Veo prostitutas semidesnudas, algunas mostrando el grosor de su cintura grasienta como si fuera un atractivo atributo, otras con las piernas abiertas apenas cubierta su vagina con un delgado “hilo dental”, unas con faldas cortísimas, otras alardeando de sus tetas semicubiertas… en fin utilizando todas las artimañas femeninas al extremo, necesarias para ejecutar este oficio conocido como “el más viejo del mundo”.
Las casas decoran su fachada con enormes rótulos de publicidad de condones. Los cuartos, de puerta enrejada, son pequeños. Desde afuera se deja entrever que la cama es el único mobiliario y un espejo. Ellas comparten un baño colectivo.
Entonces veo brillar una belleza descarada. Allí está, como prostituta fuera de lugar, es decir, que debería de estar en un prostíbulo de lujo. Es la única que sonríe, al tiempo que de su boca escapan volutas de humo, mientras que su largo brazo izquierdo reposa alzado sobre el dintel de la puerta.
Blanca, delgada, parece más alta que las otras, pero es por los elevados tacones dorados. Tras el largo y transparente velo negro deja entrever como única pieza de lencería un diminuto bikini. El pelo teñido de rubio contrasta con el negro de las otras. Los labios igual que las uñas: rojos.
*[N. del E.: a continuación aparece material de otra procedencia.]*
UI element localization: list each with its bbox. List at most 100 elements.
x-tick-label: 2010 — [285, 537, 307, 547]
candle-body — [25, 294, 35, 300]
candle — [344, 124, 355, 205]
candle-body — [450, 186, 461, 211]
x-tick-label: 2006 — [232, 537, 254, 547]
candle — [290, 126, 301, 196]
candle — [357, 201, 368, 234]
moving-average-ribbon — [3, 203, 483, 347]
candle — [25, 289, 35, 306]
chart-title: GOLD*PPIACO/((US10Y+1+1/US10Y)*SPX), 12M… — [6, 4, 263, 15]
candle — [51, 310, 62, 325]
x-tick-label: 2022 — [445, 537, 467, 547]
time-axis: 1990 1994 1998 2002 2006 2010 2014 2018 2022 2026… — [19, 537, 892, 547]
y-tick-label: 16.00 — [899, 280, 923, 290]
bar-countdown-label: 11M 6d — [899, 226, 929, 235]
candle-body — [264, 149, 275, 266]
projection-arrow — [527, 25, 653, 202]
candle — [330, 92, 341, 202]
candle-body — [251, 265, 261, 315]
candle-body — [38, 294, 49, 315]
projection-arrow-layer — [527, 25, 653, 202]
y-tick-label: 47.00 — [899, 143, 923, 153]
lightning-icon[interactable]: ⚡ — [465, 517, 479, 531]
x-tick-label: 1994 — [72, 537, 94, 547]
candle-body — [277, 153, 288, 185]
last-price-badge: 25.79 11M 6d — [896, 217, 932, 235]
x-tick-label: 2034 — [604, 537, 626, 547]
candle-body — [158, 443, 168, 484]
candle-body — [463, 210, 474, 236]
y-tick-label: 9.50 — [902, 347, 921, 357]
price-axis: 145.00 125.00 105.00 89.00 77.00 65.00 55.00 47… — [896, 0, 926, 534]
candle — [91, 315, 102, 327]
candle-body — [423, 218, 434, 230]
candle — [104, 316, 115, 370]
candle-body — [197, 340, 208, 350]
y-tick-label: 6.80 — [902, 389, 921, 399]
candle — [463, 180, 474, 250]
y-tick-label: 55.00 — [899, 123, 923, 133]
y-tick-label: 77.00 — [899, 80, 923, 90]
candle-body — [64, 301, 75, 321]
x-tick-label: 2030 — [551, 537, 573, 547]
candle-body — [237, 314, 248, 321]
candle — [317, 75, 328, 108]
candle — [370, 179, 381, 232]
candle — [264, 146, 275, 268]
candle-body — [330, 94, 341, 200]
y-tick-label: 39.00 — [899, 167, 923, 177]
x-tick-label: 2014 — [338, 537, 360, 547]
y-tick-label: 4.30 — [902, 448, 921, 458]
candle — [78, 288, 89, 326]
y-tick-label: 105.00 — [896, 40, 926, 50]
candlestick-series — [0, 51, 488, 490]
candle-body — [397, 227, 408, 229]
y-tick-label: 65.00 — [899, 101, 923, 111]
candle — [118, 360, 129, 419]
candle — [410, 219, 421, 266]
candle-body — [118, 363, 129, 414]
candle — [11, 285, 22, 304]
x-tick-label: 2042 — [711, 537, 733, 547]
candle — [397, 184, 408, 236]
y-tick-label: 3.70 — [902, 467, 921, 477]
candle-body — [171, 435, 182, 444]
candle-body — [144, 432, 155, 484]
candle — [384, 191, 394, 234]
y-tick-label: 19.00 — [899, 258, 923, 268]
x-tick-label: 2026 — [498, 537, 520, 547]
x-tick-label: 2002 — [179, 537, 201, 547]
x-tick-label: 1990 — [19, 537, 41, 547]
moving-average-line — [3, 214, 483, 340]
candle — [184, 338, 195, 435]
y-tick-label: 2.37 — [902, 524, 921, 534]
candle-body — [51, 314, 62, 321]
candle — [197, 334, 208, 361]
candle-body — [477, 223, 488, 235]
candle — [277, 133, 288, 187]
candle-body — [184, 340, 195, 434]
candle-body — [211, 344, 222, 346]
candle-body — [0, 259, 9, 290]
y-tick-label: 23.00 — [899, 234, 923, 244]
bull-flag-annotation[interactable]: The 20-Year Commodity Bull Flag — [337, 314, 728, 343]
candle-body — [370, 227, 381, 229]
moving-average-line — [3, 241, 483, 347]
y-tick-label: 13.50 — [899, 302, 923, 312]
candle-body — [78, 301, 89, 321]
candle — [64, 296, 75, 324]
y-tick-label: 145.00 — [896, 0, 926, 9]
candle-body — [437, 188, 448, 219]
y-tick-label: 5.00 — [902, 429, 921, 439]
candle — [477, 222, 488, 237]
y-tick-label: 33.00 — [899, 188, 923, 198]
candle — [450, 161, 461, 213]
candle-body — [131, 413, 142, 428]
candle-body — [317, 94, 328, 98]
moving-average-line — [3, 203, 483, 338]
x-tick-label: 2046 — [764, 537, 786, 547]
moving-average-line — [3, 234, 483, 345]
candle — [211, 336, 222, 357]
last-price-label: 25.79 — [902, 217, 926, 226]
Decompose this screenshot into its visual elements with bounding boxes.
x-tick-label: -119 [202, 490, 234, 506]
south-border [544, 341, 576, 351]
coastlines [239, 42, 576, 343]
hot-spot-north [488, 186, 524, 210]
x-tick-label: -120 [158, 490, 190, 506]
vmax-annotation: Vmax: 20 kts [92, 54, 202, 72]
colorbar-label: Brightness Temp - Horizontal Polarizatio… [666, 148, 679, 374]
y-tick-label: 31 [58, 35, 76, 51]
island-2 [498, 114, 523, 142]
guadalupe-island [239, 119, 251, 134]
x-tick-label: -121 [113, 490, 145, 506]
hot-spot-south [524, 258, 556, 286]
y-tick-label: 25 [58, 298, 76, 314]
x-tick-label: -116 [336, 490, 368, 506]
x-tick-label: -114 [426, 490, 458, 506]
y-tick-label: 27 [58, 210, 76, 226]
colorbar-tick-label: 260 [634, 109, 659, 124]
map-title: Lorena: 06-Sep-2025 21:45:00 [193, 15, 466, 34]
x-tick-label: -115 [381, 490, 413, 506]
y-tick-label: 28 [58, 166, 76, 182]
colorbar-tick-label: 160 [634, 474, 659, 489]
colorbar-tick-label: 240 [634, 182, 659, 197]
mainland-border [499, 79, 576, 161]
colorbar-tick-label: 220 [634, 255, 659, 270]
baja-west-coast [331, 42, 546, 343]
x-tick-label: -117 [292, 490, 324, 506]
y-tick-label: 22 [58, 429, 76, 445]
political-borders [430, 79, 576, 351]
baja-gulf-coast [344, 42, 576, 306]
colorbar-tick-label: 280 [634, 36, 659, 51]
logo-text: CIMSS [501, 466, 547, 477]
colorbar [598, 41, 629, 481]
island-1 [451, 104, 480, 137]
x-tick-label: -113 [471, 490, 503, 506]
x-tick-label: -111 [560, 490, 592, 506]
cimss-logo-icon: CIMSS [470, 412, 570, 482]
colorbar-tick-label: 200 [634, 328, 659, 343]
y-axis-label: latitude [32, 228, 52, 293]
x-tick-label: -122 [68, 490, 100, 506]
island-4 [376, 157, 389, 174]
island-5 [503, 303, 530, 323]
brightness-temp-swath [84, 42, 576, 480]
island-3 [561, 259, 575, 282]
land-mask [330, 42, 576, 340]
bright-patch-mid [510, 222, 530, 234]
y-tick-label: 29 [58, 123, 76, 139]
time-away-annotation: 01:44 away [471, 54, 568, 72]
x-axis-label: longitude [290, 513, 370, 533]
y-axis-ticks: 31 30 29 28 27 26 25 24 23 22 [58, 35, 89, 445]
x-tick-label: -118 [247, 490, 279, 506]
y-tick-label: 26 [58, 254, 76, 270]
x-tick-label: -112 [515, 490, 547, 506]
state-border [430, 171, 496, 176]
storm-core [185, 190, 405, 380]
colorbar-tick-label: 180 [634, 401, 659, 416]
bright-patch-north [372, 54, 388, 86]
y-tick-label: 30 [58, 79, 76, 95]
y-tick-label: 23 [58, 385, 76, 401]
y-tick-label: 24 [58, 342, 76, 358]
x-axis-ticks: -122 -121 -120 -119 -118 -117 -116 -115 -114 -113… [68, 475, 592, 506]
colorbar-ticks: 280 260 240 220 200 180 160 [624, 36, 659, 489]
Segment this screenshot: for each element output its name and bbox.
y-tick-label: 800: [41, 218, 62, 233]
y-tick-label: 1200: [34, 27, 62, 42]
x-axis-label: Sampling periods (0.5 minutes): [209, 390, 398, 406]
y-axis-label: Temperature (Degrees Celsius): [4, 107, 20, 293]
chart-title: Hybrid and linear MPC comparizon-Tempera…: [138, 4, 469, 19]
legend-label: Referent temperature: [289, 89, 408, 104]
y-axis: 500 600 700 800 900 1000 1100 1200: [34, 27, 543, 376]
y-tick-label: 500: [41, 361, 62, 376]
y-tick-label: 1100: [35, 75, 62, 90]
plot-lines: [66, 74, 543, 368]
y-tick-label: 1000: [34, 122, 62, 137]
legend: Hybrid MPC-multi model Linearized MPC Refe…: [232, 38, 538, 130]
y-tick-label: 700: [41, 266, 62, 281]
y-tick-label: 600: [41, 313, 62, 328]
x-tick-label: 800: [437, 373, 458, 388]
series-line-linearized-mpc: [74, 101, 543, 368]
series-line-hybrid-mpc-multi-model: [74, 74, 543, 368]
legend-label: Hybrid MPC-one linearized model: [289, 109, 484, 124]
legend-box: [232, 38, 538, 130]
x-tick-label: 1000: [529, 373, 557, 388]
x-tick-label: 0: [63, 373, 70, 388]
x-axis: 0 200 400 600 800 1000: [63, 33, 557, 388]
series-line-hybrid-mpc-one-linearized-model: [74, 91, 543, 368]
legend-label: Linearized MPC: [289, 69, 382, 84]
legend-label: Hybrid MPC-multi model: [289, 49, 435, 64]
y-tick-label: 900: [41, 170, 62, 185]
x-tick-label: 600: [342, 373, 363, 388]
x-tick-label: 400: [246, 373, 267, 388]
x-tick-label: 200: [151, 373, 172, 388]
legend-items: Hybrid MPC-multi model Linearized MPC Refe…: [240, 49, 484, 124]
¿Qué hace esta mujer aquí, a todas luces, diferente a las otras? Mira al cliente que tiene enfrente con un dejo de desprecio. Le repasa la vista de arriba hacia abajo, aún con el cigarrillo entre sus dedos empuja la puerta de hierro para dejarlo pasar.
Esa fue la primera vez que la vi. Me dejó alucinado. Día tras día, mi cabeza se volvió automática al llegar a ese punto.
A veces lucía un transparente de color amarillo, rojo o rosado. Sus bikinis cambiaban entonces a negro o rojo. Un día se decoró la cabeza con largas plumas doradas. Parecía una diosa satisfaciendo el deseo oculto de ser prostituta en un barrio bajo.
Otras veces la vi conversando con sus compañeras de oficio. De ese círculo escapaban enormes risotadas. Nunca la vi triste o dejando de sonreír.
Cierto día en que regresaba temprano, al ejercer mi costumbre, quedé maravillado al verla, y no fui solo yo, sino que transeúntes y pasajeros también: caminaba insolente, despreocupada, sonriente, alardeando. Era Venus misma saliendo del baño, en sandalias, enfundada en un pantaloncillo corto y blanco.
Las gotas de agua despedían reflejos de sol al sacudir su cabeza, sus hermosos y turgentes senos luchaban por escapar de la delgada camiseta verde que fracasaba en el intento de contenerlos. A su acelerado paso un rosado pezón asomaba, ora por la derecha, ora por la izquierda.
Plenitud de mujer que se sabe hermosa bajo el sol del mediodía.
Muchas veces resistí la tentación de bajarme para conversar con ella. En fin que me bastaba observarla desde lejos. No vaya a ser. La colonia en que vivo es pequeña, las cosas se saben más rápido que reguero de pólvora con fuego. Pero, me arrepiento de no bajarme. Qué cobardía llena de prejuicios, cuando frente a mí tenía el mejor ejemplo de valentía al aire libre, ofreciendo el pecho (ad literam).
Pasaron los días, en uno de ellos desapareció. Su cubículo vacío no impide que al verlo mi imaginación la vea como aquel atardecer, en que las tímidas luces de la ciudad empiezan a dar la bienvenida a la noche: es la única que sonríe, al tiempo que de su boca escapan volutas de humo, mientras que su largo brazo izquierdo reposa alzado sobre el dintel de la puerta.